9 a.m., those in line could be heard talking amongst themselves and with employees about the experience of dropping their children off at school again as part of their morning ritual.

One mother laughed as she told another in the

coffee queue that the arrival of a "mom, just drop me off at the sidewalk," comment from her child had come sooner than she'd expected.

For nearly 10 minutes, the conversations seemed to be between parents discussing the experience of dropping kids off at school, how excited or unhappy their children were and the inevitable sense of parenthood that made some of them feel teary eyed as their child's growth was marked with yet another metaphorical mark on the wall: the start of another school year.

Within the next few weeks, Tzouanakis will start the fourth- and fifth-grade choir, fall and intramural sports will begin and within six weeks an Academic Super Bowl team will be added to the activities.

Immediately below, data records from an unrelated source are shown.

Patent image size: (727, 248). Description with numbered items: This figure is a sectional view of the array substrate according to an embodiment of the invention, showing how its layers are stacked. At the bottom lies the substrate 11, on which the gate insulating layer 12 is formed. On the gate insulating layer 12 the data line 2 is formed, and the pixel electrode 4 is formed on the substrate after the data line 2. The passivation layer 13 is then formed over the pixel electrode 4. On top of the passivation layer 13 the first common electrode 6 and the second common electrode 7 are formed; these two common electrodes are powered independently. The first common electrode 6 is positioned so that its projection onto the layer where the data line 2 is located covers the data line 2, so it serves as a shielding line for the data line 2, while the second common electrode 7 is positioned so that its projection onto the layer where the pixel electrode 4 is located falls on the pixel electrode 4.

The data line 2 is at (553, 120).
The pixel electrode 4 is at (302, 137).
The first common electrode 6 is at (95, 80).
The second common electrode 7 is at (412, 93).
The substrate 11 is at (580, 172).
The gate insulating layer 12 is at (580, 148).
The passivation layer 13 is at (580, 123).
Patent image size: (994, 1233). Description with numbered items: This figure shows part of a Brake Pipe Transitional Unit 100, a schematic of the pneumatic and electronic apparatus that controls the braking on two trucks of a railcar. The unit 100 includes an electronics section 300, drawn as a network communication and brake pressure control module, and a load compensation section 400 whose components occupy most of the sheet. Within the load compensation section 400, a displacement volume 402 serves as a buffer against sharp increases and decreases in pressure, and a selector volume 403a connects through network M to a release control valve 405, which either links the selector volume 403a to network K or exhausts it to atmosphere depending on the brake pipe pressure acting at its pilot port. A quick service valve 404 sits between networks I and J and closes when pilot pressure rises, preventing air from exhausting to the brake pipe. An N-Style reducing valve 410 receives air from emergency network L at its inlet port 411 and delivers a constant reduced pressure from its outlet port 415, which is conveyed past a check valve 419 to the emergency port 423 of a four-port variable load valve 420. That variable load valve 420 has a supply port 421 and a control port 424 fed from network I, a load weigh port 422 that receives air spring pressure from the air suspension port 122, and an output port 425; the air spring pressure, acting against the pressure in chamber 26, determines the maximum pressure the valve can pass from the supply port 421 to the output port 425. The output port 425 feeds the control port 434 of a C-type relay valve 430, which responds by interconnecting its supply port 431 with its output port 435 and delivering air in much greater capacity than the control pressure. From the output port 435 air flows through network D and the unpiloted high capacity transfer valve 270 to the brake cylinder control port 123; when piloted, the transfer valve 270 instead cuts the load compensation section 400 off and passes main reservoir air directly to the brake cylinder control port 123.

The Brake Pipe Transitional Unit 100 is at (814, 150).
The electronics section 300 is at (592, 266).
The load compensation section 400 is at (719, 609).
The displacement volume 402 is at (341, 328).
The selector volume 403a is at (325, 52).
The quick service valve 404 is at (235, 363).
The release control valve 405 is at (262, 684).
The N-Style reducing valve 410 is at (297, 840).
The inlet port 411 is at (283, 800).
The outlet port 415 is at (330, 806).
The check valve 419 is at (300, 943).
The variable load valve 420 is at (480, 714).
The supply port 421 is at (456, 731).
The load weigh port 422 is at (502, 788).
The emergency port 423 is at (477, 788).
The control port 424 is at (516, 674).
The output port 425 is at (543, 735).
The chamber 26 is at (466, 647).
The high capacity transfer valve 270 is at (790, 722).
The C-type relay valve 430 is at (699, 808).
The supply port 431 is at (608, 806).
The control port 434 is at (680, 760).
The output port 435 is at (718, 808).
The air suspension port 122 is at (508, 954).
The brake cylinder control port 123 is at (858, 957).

And so, as sure as the leaves of a tree change color this time of year, the students and schools begin to shed their summer lifestyles and fall into the structured schedule of classtime.

Parents will drop off their children, others will ride the bus, both will utilize the new parking lot and all will eventually cycle through the process until one day, they might find themselves dropping their own kids off at the newly designed hover-car

lot in 2045.

For now though, it's one day, one school year, one parking lot at a time.

Kendra Clark-Ragan (left) walks with Alex Lovett (middle) as they enter Tzouanakis Intermediate Wednesday for their first day of the 2014-15 school year. (photo by KYLE HOLLINGER)

"There was a lot of hard work and preparation by custodial and by teachers and staff over the summer," Strube said while looking at the onslaught of children arriving in big, yellow school buses across the new blacktop. "We are ready for a great year."